Voice problems in older adults are common, with estimated prevalences of up to 30% across various samples and query methodologies.1 Age-related changes of laryngeal anatomy and physiology are thought to lead to both presbylaryngis and dysphonia,2 but many with findings of presbylaryngis are asymptomatic, and the incidence of presbylaryngis remains incompletely understood. A challenge in management of voice disorders in older adults is thus what to consider normal versus pathologic, particularly in the context of presbylaryngis.
In the study featured in this commentary, Crawley et al invited all comers over age 74 to their otolaryngology clinics, including patients, spouses, and companions, to participate in a study of voice, health, and quality of life.3 Those who were found to have any other laryngeal history such as structural/ anatomic/ neurologic abnormalities or prior surgery were excluded. A battery of data was collected from each participant, including presence of a voice concern, patient-reported outcome measures (including the voice specific measures VHI-10 and VRQOL, and the SF-36 measure of overall health), sociodemographics, instrumental voice measures, and videostroboscopy. The videostroboscopy exams were rated independently without audio by two laryngologists and one speech pathologist, who were blinded to the presence or absence of voice complaints, for findings suggestive of presbylaryngis. A majority score of at least 2 of 3 was used to categorize ratings.

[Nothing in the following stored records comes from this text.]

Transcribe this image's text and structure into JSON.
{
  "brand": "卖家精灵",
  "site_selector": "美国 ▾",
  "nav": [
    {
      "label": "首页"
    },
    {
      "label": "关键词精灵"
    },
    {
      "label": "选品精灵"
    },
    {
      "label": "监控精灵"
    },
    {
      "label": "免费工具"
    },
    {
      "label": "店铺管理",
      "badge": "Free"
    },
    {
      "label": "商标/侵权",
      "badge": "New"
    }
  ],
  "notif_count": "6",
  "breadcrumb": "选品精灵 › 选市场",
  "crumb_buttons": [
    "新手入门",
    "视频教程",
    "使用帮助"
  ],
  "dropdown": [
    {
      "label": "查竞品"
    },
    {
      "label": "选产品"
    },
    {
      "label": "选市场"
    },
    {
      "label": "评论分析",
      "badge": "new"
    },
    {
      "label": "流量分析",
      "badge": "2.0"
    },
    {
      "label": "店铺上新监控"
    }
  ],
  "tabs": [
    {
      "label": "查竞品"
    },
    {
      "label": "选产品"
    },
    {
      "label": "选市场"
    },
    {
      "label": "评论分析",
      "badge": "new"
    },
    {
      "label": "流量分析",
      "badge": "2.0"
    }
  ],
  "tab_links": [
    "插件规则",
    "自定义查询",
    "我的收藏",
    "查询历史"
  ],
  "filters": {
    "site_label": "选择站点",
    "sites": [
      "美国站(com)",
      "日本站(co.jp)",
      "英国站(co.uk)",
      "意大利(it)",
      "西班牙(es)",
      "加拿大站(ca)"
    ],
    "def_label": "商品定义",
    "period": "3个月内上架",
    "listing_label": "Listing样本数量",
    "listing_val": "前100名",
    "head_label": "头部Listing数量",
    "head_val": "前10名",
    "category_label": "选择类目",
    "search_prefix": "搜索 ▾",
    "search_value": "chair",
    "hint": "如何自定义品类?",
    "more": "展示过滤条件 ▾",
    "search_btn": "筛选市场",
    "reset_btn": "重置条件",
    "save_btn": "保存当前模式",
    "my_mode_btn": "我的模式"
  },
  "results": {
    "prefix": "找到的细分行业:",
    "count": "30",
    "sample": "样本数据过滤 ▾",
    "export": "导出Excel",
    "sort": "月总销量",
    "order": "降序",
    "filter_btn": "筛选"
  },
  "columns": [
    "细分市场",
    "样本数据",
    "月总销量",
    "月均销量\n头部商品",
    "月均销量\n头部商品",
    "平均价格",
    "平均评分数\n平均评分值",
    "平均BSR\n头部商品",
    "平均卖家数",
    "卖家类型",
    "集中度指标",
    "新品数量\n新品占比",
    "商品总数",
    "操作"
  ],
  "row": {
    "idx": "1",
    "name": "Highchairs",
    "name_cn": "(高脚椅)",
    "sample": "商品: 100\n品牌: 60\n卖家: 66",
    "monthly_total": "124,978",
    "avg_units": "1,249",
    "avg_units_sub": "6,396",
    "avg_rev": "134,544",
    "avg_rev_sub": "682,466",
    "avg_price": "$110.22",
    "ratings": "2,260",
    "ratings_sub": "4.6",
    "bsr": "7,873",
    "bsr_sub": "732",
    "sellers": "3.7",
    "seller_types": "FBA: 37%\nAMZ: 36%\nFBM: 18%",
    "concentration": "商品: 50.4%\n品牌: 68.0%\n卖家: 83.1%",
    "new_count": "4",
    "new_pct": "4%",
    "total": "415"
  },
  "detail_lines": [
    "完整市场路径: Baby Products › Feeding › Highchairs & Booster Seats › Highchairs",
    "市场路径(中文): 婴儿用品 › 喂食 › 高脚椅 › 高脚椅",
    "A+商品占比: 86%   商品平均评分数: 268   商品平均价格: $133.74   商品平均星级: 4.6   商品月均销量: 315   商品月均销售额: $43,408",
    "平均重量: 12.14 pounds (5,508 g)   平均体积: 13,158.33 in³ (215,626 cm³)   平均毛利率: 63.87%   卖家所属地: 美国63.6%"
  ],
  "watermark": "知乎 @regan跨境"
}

Those who endorsed a voice concern were considered to be in the pathologic presbyphonia group (31 subjects), and those that did not report a voice concern were considered to be in the healthy control group (26 subjects). Participants were aged 75–101, with a mean age of 81. As might be expected, the pathologic presbyphonia group reported significantly greater voice-related handicap and worse voice-related quality of life than the healthy control group. Overall health scores were comparable. Interestingly, 85% of the healthy control group, which did not report voice concerns, were noted to have findings of presbylaryngis, as compared to 87% of the pathologic presbyphonia group. Similarly, acoustic and aerodynamic findings were comparable between groups, with minor differences in shimmer and jitter, and a possible trend towards an association between lower maximum phonation time and likelihood of voice concerns. As acknowledged by the authors, this study has potential limitations including those related to subject sampling (e.g., selection and response biases, small sample size) and inter- and intra-rater reliability of laryngoscopy ratings. Future studies could address these issues and could potentially also incorporate additional measures.
Limitations aside, the similarities on stroboscopy and instrumental voice measures across the two groups of subjects raises intriguing considerations. Although the lack of differences in acoustic and aerodynamic parameters could be related to sample size and/or the specific measures used, an alternative and potentially complementary explanation is that other factors may be more important in determining who reports having a voice problem. For example, social context, vocal demand, and communicative participation may play a major role in determining whether a voice change rises to the level of a problem.7 In addition, psychological factors such as self-efficacy, resilience, and perceived control might attenuate negative impacts of voice changes, whereas anxiety/depression, somatization or catastrophization might heighten them.4–6 Those with adaptive coping skills may be more likely to consider a change in voice quality to be a symptom but not a problem, whereas those with more maladaptive coping skills could see the same change in voice quality as a problem.
This discussion has similarities to those in other topics in otolaryngology. For example, our rhinology colleagues have long been aware of the poor correlation between cross-sectional imaging findings and patient-reported symptom scores in chronic sinusitis patients.8 Similar findings in other areas of otolaryngology, and indeed in medicine more broadly, underscore the importance and value of multi-dimensional assessment, including objective measures as well as patient-reported outcome measures that examine both the presenting concern and other potentially relevant associated factors. If a finding is overwhelmingly common in both asymptomatic and symptomatic individuals, how does that influence our understanding of the disorder? Should we be asking more routinely about other factors that may influence how a patient views their disorder as well as, presumably, their treatment outcomes? What measures matter the most? The study by Crawley et al.3 is a valuable addition to the conversation, regarding older adults and with potential extension to other populations, focused on the question of what’s normal, and who decides.